One of the most striking examples is the case of a senior government doctor who died in 2020 while treating Covid-19 patients. Five years later, the doctor’s family is still waiting for a Sh29.9 million payout money meant to support them after his sacrifice during the pandemic.

Senator Wafula noted that such cases highlight a “deep crisis” in the government’s human resource management, warning that failure to meet basic obligations to employees undermines morale and erodes public trust.

The Bungoma legislator further revealed that numerous families have been pushed into financial distress, with some unable to cover school fees, medical expenses, or basic living costs. He criticised both SHA and the defunct National Health Insurance Fund (NHIF), which previously managed the schemes, for what he described as “systemic negligence” in processing claims.
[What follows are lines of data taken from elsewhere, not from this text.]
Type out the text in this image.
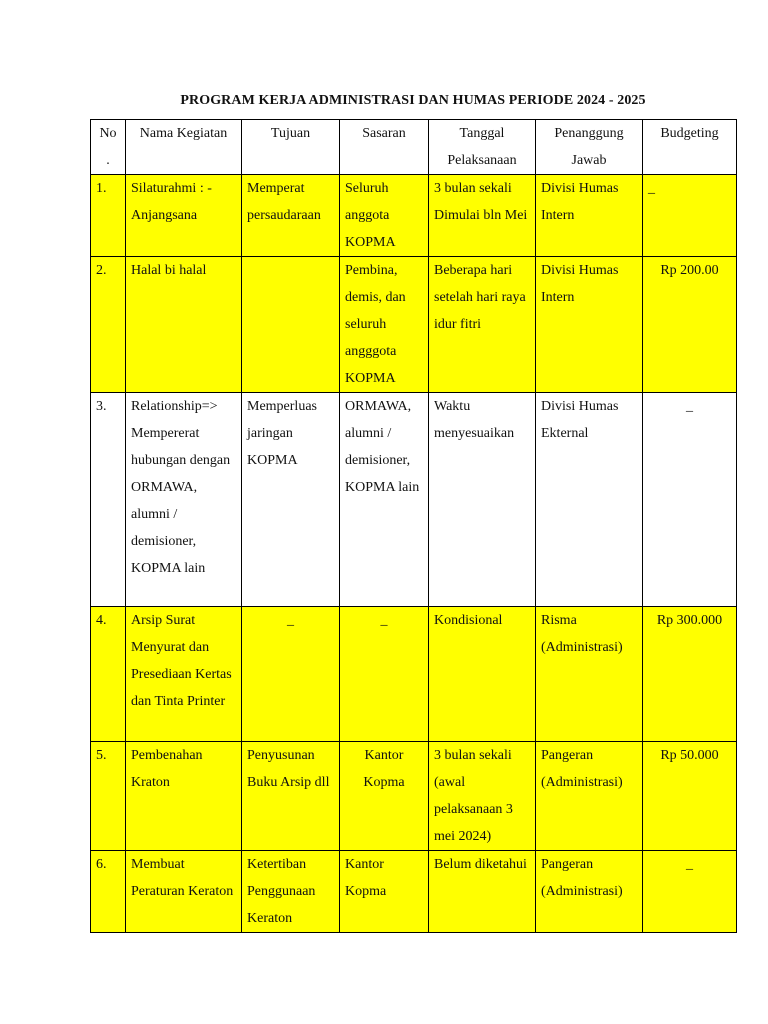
PROGRAM KERJA ADMINISTRASI DAN HUMAS PERIODE 2024 - 2025
No .	Nama Kegiatan	Tujuan	Sasaran	Tanggal Pelaksanaan	Penanggung Jawab	Budgeting
1.	Silaturahmi : -Anjangsana	Memperat persaudaraan	Seluruh anggota KOPMA	3 bulan sekali Dimulai bln Mei	Divisi Humas Intern	_
2.	Halal bi halal		Pembina, demis, dan seluruh angggota KOPMA	Beberapa hari setelah hari raya idur fitri	Divisi Humas Intern	Rp 200.00
3.	Relationship=> Mempererat hubungan dengan ORMAWA, alumni / demisioner, KOPMA lain	Memperluas jaringan KOPMA	ORMAWA, alumni / demisioner, KOPMA lain	Waktu menyesuaikan	Divisi Humas Ekternal	_
4.	Arsip Surat Menyurat dan Presediaan Kertas dan Tinta Printer	_	_	Kondisional	Risma (Administrasi)	Rp 300.000
5.	Pembenahan Kraton	Penyusunan Buku Arsip dll	Kantor Kopma	3 bulan sekali (awal pelaksanaan 3 mei 2024)	Pangeran (Administrasi)	Rp 50.000
6.	Membuat Peraturan Keraton	Ketertiban Penggunaan Keraton	Kantor Kopma	Belum diketahui	Pangeran (Administrasi)	_
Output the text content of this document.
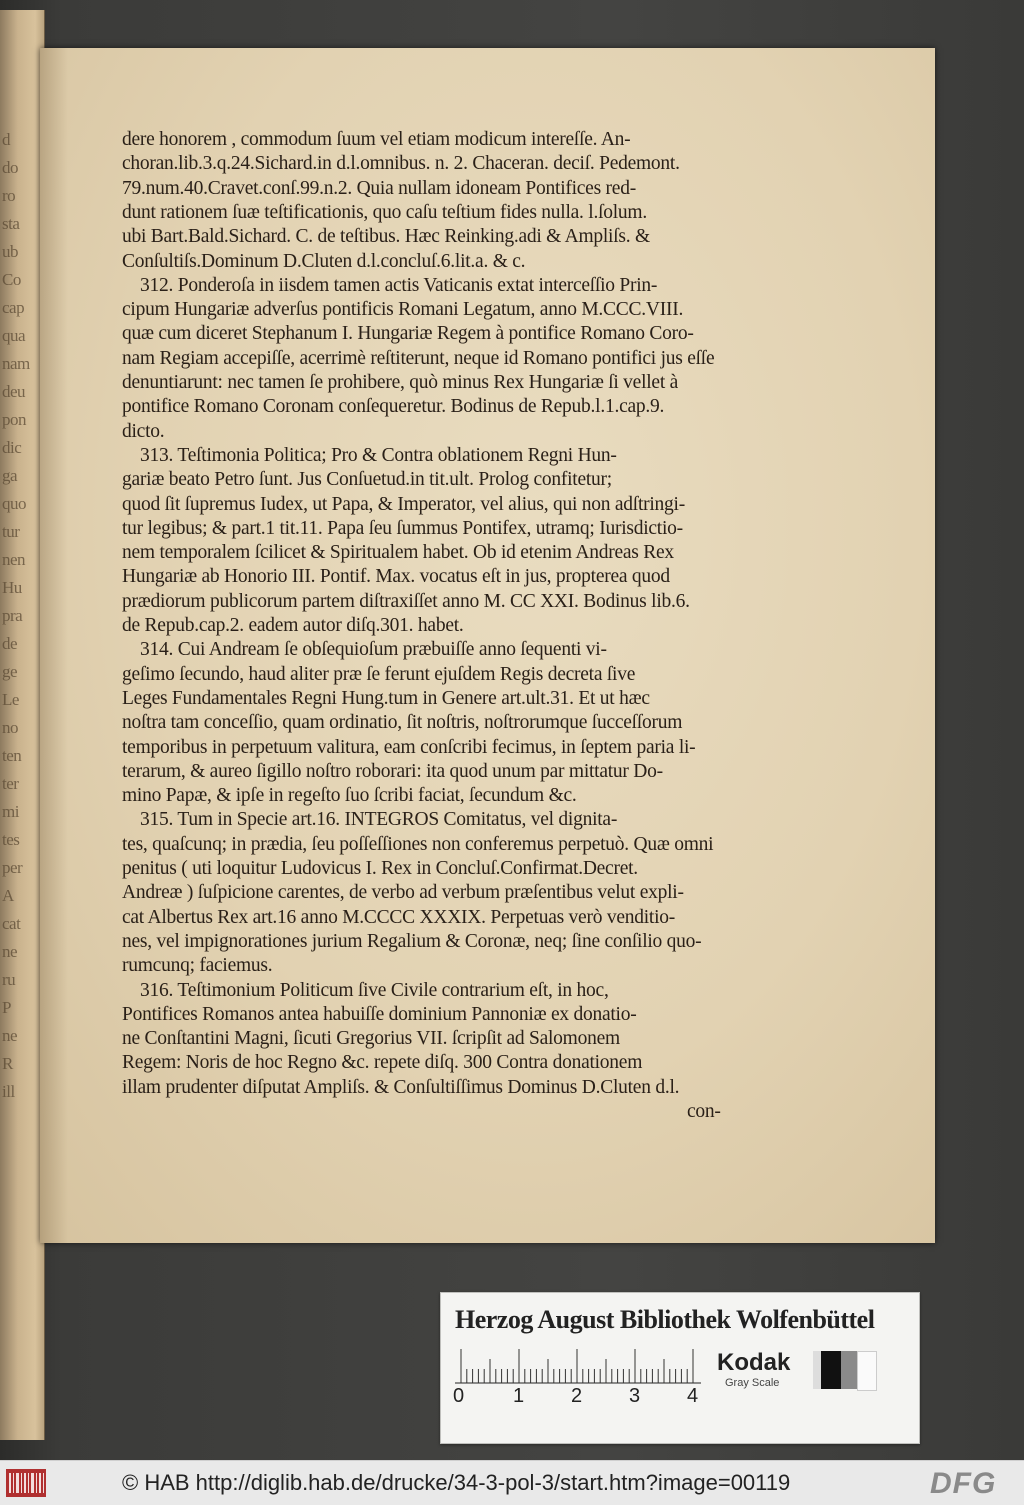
d
do
ro
sta
ub
Co
cap
qua
nam
deu
pon
dic
ga
quo
tur
nen
Hu
pra
de
ge
Le
no
ten
ter
mi
tes
per
A
cat
ne
ru
P
ne
R
ill
dere honorem , commodum ſuum vel etiam modicum intereſſe. An-
choran.lib.3.q.24.Sichard.in d.l.omnibus. n. 2. Chaceran. deciſ. Pedemont.
79.num.40.Cravet.conſ.99.n.2. Quia nullam idoneam Pontifices red-
dunt rationem ſuæ teſtificationis, quo caſu teſtium fides nulla. l.ſolum.
ubi Bart.Bald.Sichard. C. de teſtibus. Hæc Reinking.adi & Ampliſs. &
Conſultiſs.Dominum D.Cluten d.l.concluſ.6.lit.a. & c.
312. Ponderoſa in iisdem tamen actis Vaticanis extat interceſſio Prin-
cipum Hungariæ adverſus pontificis Romani Legatum, anno M.CCC.VIII.
quæ cum diceret Stephanum I. Hungariæ Regem à pontifice Romano Coro-
nam Regiam accepiſſe, acerrimè reſtiterunt, neque id Romano pontifici jus eſſe
denuntiarunt: nec tamen ſe prohibere, quò minus Rex Hungariæ ſi vellet à
pontifice Romano Coronam conſequeretur. Bodinus de Repub.l.1.cap.9.
dicto.
313. Teſtimonia Politica; Pro & Contra oblationem Regni Hun-
gariæ beato Petro ſunt. Jus Conſuetud.in tit.ult. Prolog confitetur;
quod ſit ſupremus Iudex, ut Papa, & Imperator, vel alius, qui non adſtringi-
tur legibus; & part.1 tit.11. Papa ſeu ſummus Pontifex, utramq; Iurisdictio-
nem temporalem ſcilicet & Spiritualem habet. Ob id etenim Andreas Rex
Hungariæ ab Honorio III. Pontif. Max. vocatus eſt in jus, propterea quod
prædiorum publicorum partem diſtraxiſſet anno M. CC XXI. Bodinus lib.6.
de Repub.cap.2. eadem autor diſq.301. habet.
314. Cui Andream ſe obſequioſum præbuiſſe anno ſequenti vi-
geſimo ſecundo, haud aliter præ ſe ferunt ejuſdem Regis decreta ſive
Leges Fundamentales Regni Hung.tum in Genere art.ult.31. Et ut hæc
noſtra tam conceſſio, quam ordinatio, ſit noſtris, noſtrorumque ſucceſſorum
temporibus in perpetuum valitura, eam conſcribi fecimus, in ſeptem paria li-
terarum, & aureo ſigillo noſtro roborari: ita quod unum par mittatur Do-
mino Papæ, & ipſe in regeſto ſuo ſcribi faciat, ſecundum &c.
315. Tum in Specie art.16. INTEGROS Comitatus, vel dignita-
tes, quaſcunq; in prædia, ſeu poſſeſſiones non conferemus perpetuò. Quæ omni
penitus ( uti loquitur Ludovicus I. Rex in Concluſ.Confirmat.Decret.
Andreæ ) ſuſpicione carentes, de verbo ad verbum præſentibus velut expli-
cat Albertus Rex art.16 anno M.CCCC XXXIX. Perpetuas verò venditio-
nes, vel impignorationes jurium Regalium & Coronæ, neq; ſine conſilio quo-
rumcunq; faciemus.
316. Teſtimonium Politicum ſive Civile contrarium eſt, in hoc,
Pontifices Romanos antea habuiſſe dominium Pannoniæ ex donatio-
ne Conſtantini Magni, ſicuti Gregorius VII. ſcripſit ad Salomonem
Regem: Noris de hoc Regno &c. repete diſq. 300 Contra donationem
illam prudenter diſputat Ampliſs. & Conſultiſſimus Dominus D.Cluten d.l.
con-
Herzog August Bibliothek Wolfenbüttel
0 1 2 3 4
Kodak
Gray Scale
© HAB http://diglib.hab.de/drucke/34-3-pol-3/start.htm?image=00119	DFG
National Treasury Principal Secretary Dr Chris Kiptoo, in a letter to SHA Chief Executive Officer Dr Mercy Mwangangi, admitted that the payments had been delayed due to “financial challenges” at the Treasury. He acknowledged that the non-remittance of premiums over three financial years had negatively affected SHA’s ability to process claims in a timely manner.

However, Dr Kiptoo pointed out that the Treasury had already released Sh1.6 billion as a gesture of goodwill and commitment to resolving the backlog. He assured lawmakers that his office is pursuing additional Exchequer funding to clear Sh3.93 billion in legacy claims lodged before April 15, when the current insurance contract took effect.

The Senate Health Committee, chaired by Uasin Gishu Senator Jackson Mandago, has been directed to investigate the root causes of the delays. Lawmakers want SHA to explain the administrative and financial bottlenecks that have stalled payments and to indicate whether accrued interest will be factored into the final settlement.

Senator Wafula has also called on the committee to ensure SHA provides a clear, time-bound payment schedule to restore public confidence. “If the government cannot honour its basic obligations, what does that say about its commitment to the welfare of its people?” he posed during the Senate session.